En France, on parle d’interdire le kit mains-libres, il était pourtant présenté comme une avancée majeure en terme de sécurité routière. Quelle différence avec le GPS où regarder sur un écran est nécessaire en plus d’écouter des instructions orales ?
André Roulleaux Dugage : La perte de viligance est une notion subjective. Si on voulait pousser le bouchon plus loin, on pourrait également interdire au conducteur de discuter avec ses passagers ou d'écouter la radio... La législation est évidemment trop floue en la matière, ce qui pose un problème de constitutionnalité, notre principe de légalité imposant à l'Administration de définir de manière non équivoques, c'est à dire très précises, les comportements contrevenants susceptibles d'être valablement sanctionnés pénalement. Notre droit pénal routier français, victime d'une réglementation de plus en plus foisonnante, est loin d'être exemplaire à cet égard.
Quelle est concrètement la mortalité routière associée aux objets connectés au volant ?

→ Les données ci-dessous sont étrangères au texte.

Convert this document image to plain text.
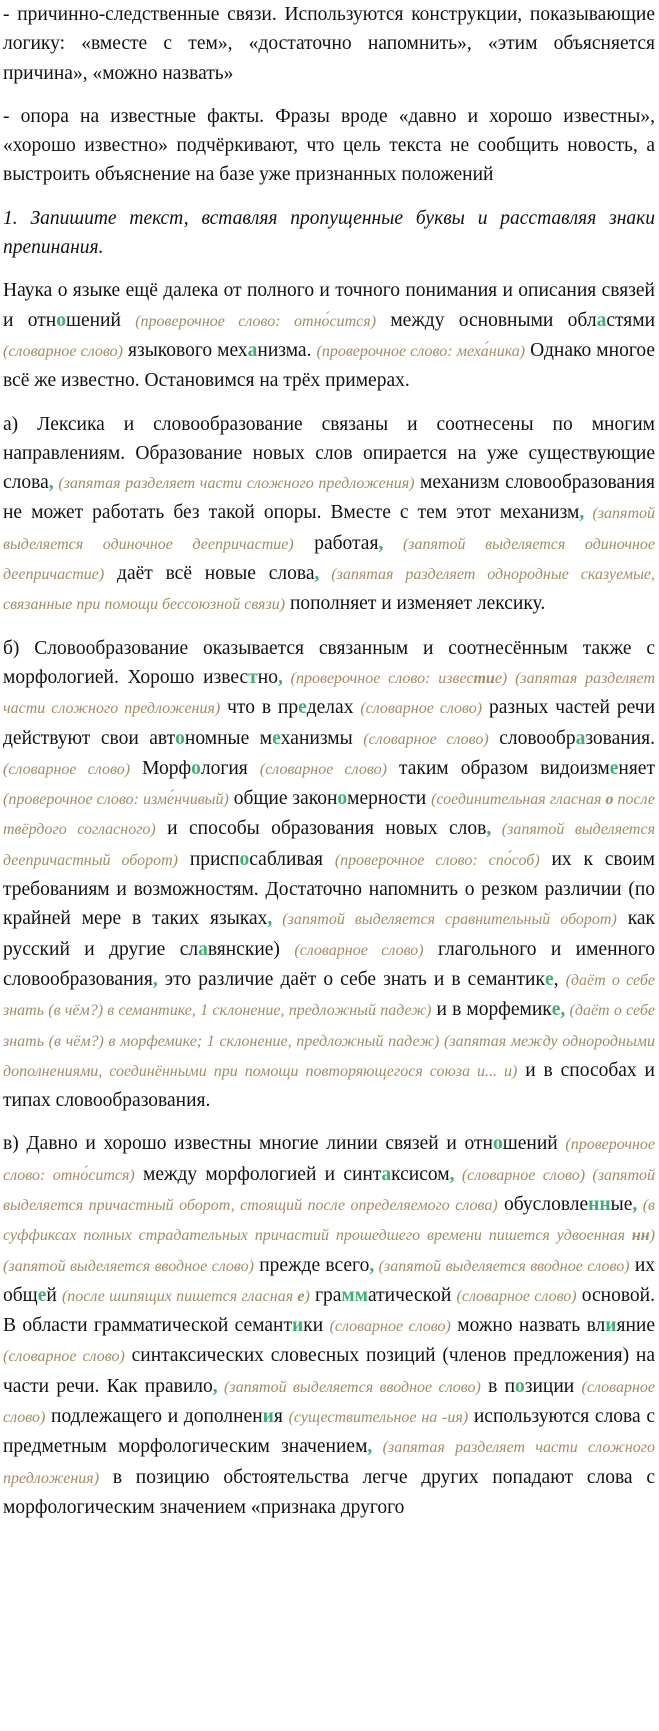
- причинно-следственные связи. Используются конструкции, показывающие логику: «вместе с тем», «достаточно напомнить», «этим объясняется причина», «можно назвать»

- опора на известные факты. Фразы вроде «давно и хорошо известны», «хорошо известно» подчёркивают, что цель текста не сообщить новость, а выстроить объяснение на базе уже признанных положений

1. Запишите текст, вставляя пропущенные буквы и расставляя знаки препинания.

Наука о языке ещё далека от полного и точного понимания и описания связей и отношений (проверочное слово: отно́сится) между основными областями (словарное слово) языкового механизма. (проверочное слово: меха́ника) Однако многое всё же известно. Остановимся на трёх примерах.

а) Лексика и словообразование связаны и соотнесены по многим направлениям. Образование новых слов опирается на уже существующие слова, (запятая разделяет части сложного предложения) механизм словообразования не может работать без такой опоры. Вместе с тем этот механизм, (запятой выделяется одиночное деепричастие) работая, (запятой выделяется одиночное деепричастие) даёт всё новые слова, (запятая разделяет однородные сказуемые, связанные при помощи бессоюзной связи) пополняет и изменяет лексику.

б) Словообразование оказывается связанным и соотнесённым также с морфологией. Хорошо известно, (проверочное слово: известие) (запятая разделяет части сложного предложения) что в пределах (словарное слово) разных частей речи действуют свои автономные механизмы (словарное слово) словообразования. (словарное слово) Морфология (словарное слово) таким образом видоизменяет (проверочное слово: изме́нчивый) общие закономерности (соединительная гласная о после твёрдого согласного) и способы образования новых слов, (запятой выделяется деепричастный оборот) приспосабливая (проверочное слово: спо́соб) их к своим требованиям и возможностям. Достаточно напомнить о резком различии (по крайней мере в таких языках, (запятой выделяется сравнительный оборот) как русский и другие славянские) (словарное слово) глагольного и именного словообразования, это различие даёт о себе знать и в семантике, (даёт о себе знать (в чём?) в семантике, 1 склонение, предложный падеж) и в морфемике, (даёт о себе знать (в чём?) в морфемике; 1 склонение, предложный падеж) (запятая между однородными дополнениями, соединёнными при помощи повторяющегося союза и... и) и в способах и типах словообразования.

в) Давно и хорошо известны многие линии связей и отношений (проверочное слово: отно́сится) между морфологией и синтаксисом, (словарное слово) (запятой выделяется причастный оборот, стоящий после определяемого слова) обусловленные, (в суффиксах полных страдательных причастий прошедшего времени пишется удвоенная нн) (запятой выделяется вводное слово) прежде всего, (запятой выделяется вводное слово) их общей (после шипящих пишется гласная е) грамматической (словарное слово) основой. В области грамматической семантики (словарное слово) можно назвать влияние (словарное слово) синтаксических словесных позиций (членов предложения) на части речи. Как правило, (запятой выделяется вводное слово) в позиции (словарное слово) подлежащего и дополнения (существительное на -ия) используются слова с предметным морфологическим значением, (запятая разделяет части сложного предложения) в позицию обстоятельства легче других попадают слова с морфологическим значением «признака другого
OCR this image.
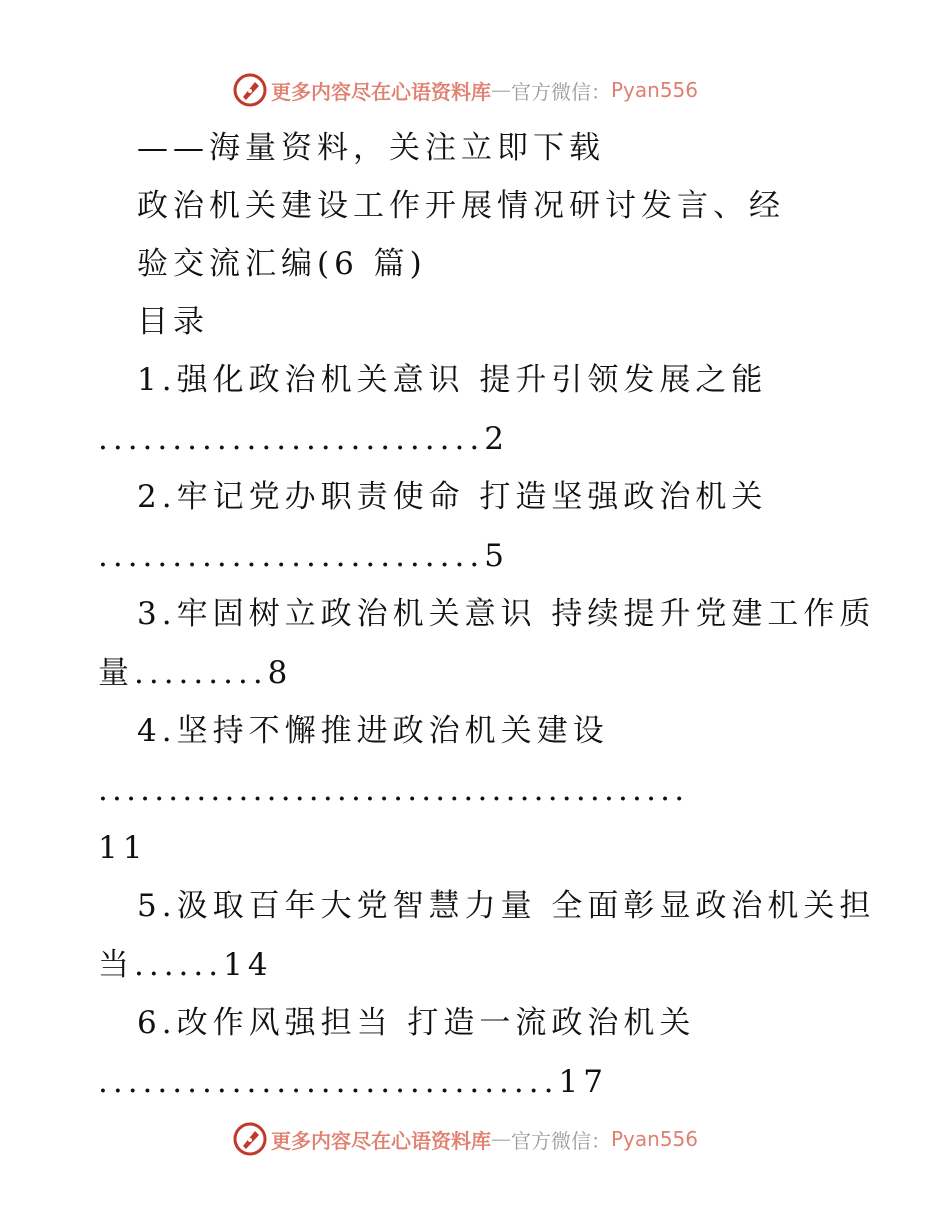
更多内容尽在心语资料库 — 官方微信： Pyan556
——海量资料，关注立即下载
政治机关建设工作开展情况研讨发言、经
验交流汇编(6 篇)
目录
1.强化政治机关意识 提升引领发展之能
..........................2
2.牢记党办职责使命 打造坚强政治机关
..........................5
3.牢固树立政治机关意识 持续提升党建工作质
量.........8
4.坚持不懈推进政治机关建设
..........................................
11
5.汲取百年大党智慧力量 全面彰显政治机关担
当......14
6.改作风强担当 打造一流政治机关
...............................17
更多内容尽在心语资料库 — 官方微信： Pyan556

André Roulleaux Dugage : C'est un épiphénomène. Les deux syndromes dangereux dominants sont l'alcool ou la fatigue au volant, ensuite les SMS ou jeux électroniques au volant, le reste est de moindre statistique.
De manière générale, on assiste à un durcissement des réglementations vis-à-vis de tout ce qui peut distraire le conducteur. Objets connectés et sécurité routière sont-ils forcément incompatibles ?

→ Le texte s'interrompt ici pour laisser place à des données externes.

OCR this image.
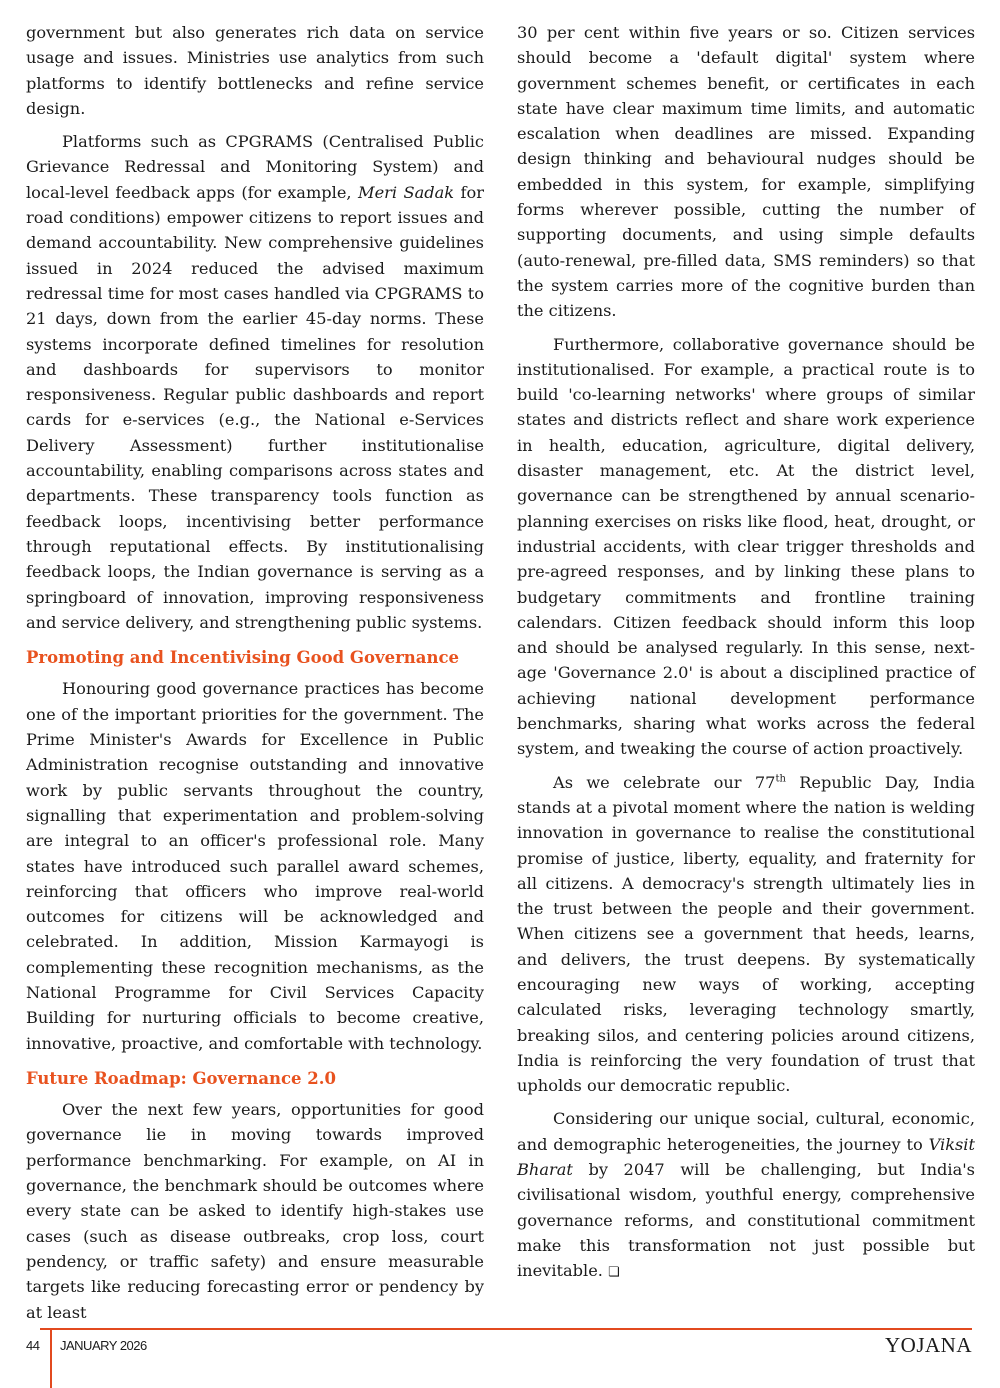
government but also generates rich data on service usage and issues. Ministries use analytics from such platforms to identify bottlenecks and refine service design.

Platforms such as CPGRAMS (Centralised Public Grievance Redressal and Monitoring System) and local-level feedback apps (for example, Meri Sadak for road conditions) empower citizens to report issues and demand accountability. New comprehensive guidelines issued in 2024 reduced the advised maximum redressal time for most cases handled via CPGRAMS to 21 days, down from the earlier 45-day norms. These systems incorporate defined timelines for resolution and dashboards for supervisors to monitor responsiveness. Regular public dashboards and report cards for e-services (e.g., the National e-Services Delivery Assessment) further institutionalise accountability, enabling comparisons across states and departments. These transparency tools function as feedback loops, incentivising better performance through reputational effects. By institutionalising feedback loops, the Indian governance is serving as a springboard of innovation, improving responsiveness and service delivery, and strengthening public systems.

Promoting and Incentivising Good Governance

Honouring good governance practices has become one of the important priorities for the government. The Prime Minister's Awards for Excellence in Public Administration recognise outstanding and innovative work by public servants throughout the country, signalling that experimentation and problem-solving are integral to an officer's professional role. Many states have introduced such parallel award schemes, reinforcing that officers who improve real-world outcomes for citizens will be acknowledged and celebrated. In addition, Mission Karmayogi is complementing these recognition mechanisms, as the National Programme for Civil Services Capacity Building for nurturing officials to become creative, innovative, proactive, and comfortable with technology.

Future Roadmap: Governance 2.0

Over the next few years, opportunities for good governance lie in moving towards improved performance benchmarking. For example, on AI in governance, the benchmark should be outcomes where every state can be asked to identify high-stakes use cases (such as disease outbreaks, crop loss, court pendency, or traffic safety) and ensure measurable targets like reducing forecasting error or pendency by at least

30 per cent within five years or so. Citizen services should become a 'default digital' system where government schemes benefit, or certificates in each state have clear maximum time limits, and automatic escalation when deadlines are missed. Expanding design thinking and behavioural nudges should be embedded in this system, for example, simplifying forms wherever possible, cutting the number of supporting documents, and using simple defaults (auto-renewal, pre-filled data, SMS reminders) so that the system carries more of the cognitive burden than the citizens.

Furthermore, collaborative governance should be institutionalised. For example, a practical route is to build 'co-learning networks' where groups of similar states and districts reflect and share work experience in health, education, agriculture, digital delivery, disaster management, etc. At the district level, governance can be strengthened by annual scenario-planning exercises on risks like flood, heat, drought, or industrial accidents, with clear trigger thresholds and pre-agreed responses, and by linking these plans to budgetary commitments and frontline training calendars. Citizen feedback should inform this loop and should be analysed regularly. In this sense, next-age 'Governance 2.0' is about a disciplined practice of achieving national development performance benchmarks, sharing what works across the federal system, and tweaking the course of action proactively.

As we celebrate our 77th Republic Day, India stands at a pivotal moment where the nation is welding innovation in governance to realise the constitutional promise of justice, liberty, equality, and fraternity for all citizens. A democracy's strength ultimately lies in the trust between the people and their government. When citizens see a government that heeds, learns, and delivers, the trust deepens. By systematically encouraging new ways of working, accepting calculated risks, leveraging technology smartly, breaking silos, and centering policies around citizens, India is reinforcing the very foundation of trust that upholds our democratic republic.

Considering our unique social, cultural, economic, and demographic heterogeneities, the journey to Viksit Bharat by 2047 will be challenging, but India's civilisational wisdom, youthful energy, comprehensive governance reforms, and constitutional commitment make this transformation not just possible but inevitable. ❏

44 JANUARY 2026	YOJANA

André Roulleaux Dugage : Non évidemment. Ce devrait être en réalité le contraire : plus les équipements vous informent sur le véhicule et son environnement, plus le véhicule devrait être considéré comme étant sécure. On assimile trop certains équipements à des gadgets dangereux en considérant de manière très jacobine que le conducteur est fondamentalement présumé dangereux. D'où l'inflation législative en la matière, alors que les statistiques en matière d'accidents ne varient pas singulièrement. En réalité, la cause première de la diminution des morts sur les routes résultent plus de l'évolution technologiques, notamment autour des structures des véhicules, que de l'inflation législative. Il y a beaucoup de démagogie derrière tout ça. On est dans le "mal français".

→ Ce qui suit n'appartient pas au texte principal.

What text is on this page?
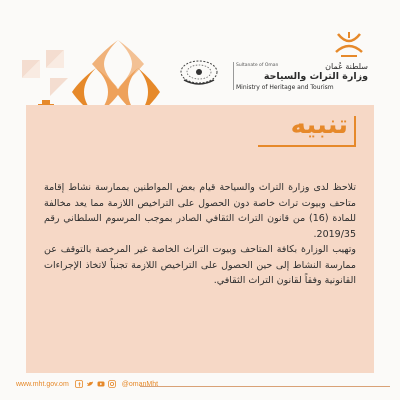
سلطنة عُمان
وزارة التراث والسياحة
Sultanate of Oman
Ministry of Heritage and Tourism
تنبيه

تلاحظ لدى وزارة التراث والسياحة قيام بعض المواطنين بممارسة نشاط إقامة متاحف وبيوت تراث خاصة دون الحصول على التراخيص اللازمة مما يعد مخالفة للمادة (16) من قانون التراث الثقافي الصادر بموجب المرسوم السلطاني رقم 2019/35.

وتهيب الوزارة بكافة المتاحف وبيوت التراث الخاصة غير المرخصة بالتوقف عن ممارسة النشاط إلى حين الحصول على التراخيص اللازمة تجنباً لاتخاذ الإجراءات القانونية وفقاً لقانون التراث الثقافي.

www.mht.gov.om	@omanMht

Jean-Baptiste Souffron : Si on se positionne à moyen terme, la généralisation de l’intelligence embarquée ne peut avoir que des effets bénéfiques pour la sécurité. Pouvoir téléphoner depuis sa voiture, c’est aussi pouvoir prévenir de son retard et éviter un excès de vitesse qui aurait été dangereux. Disposer d’une smartwatch ou d’un smartphone dans sa voiture, c’est aussi pouvoir connecter sa conduite en 4G et accéder à des aides qui améliorent grandement la sécurité et la qualité du transport comme Waze par exemple. Développer l’autonomie des véhicules permettra aussi de minimiser les risques posés par le facteur humain qui est aujourd’hui la principale cause de mortalité sur la route. Et dès lors que le nombre de voitures connectées sera suffisant, elles pourront commencer à se relier les unes aux autres et améliorer ainsi les conditions de sécurité générale sur la route. Concrètement, si la caméra d’une voiture connectée repère un conducteur qui traverse en dehors des clous, elle pourra exploiter le smartphone ou la smartwatch de son conducteur pour prévenir les voitures qui sont derrière qui pourront ainsi ralentir avant même d’avoir le visuel du piéton en danger. Et ce sera la même chose pour les canards qui traversent sur l’autoroute.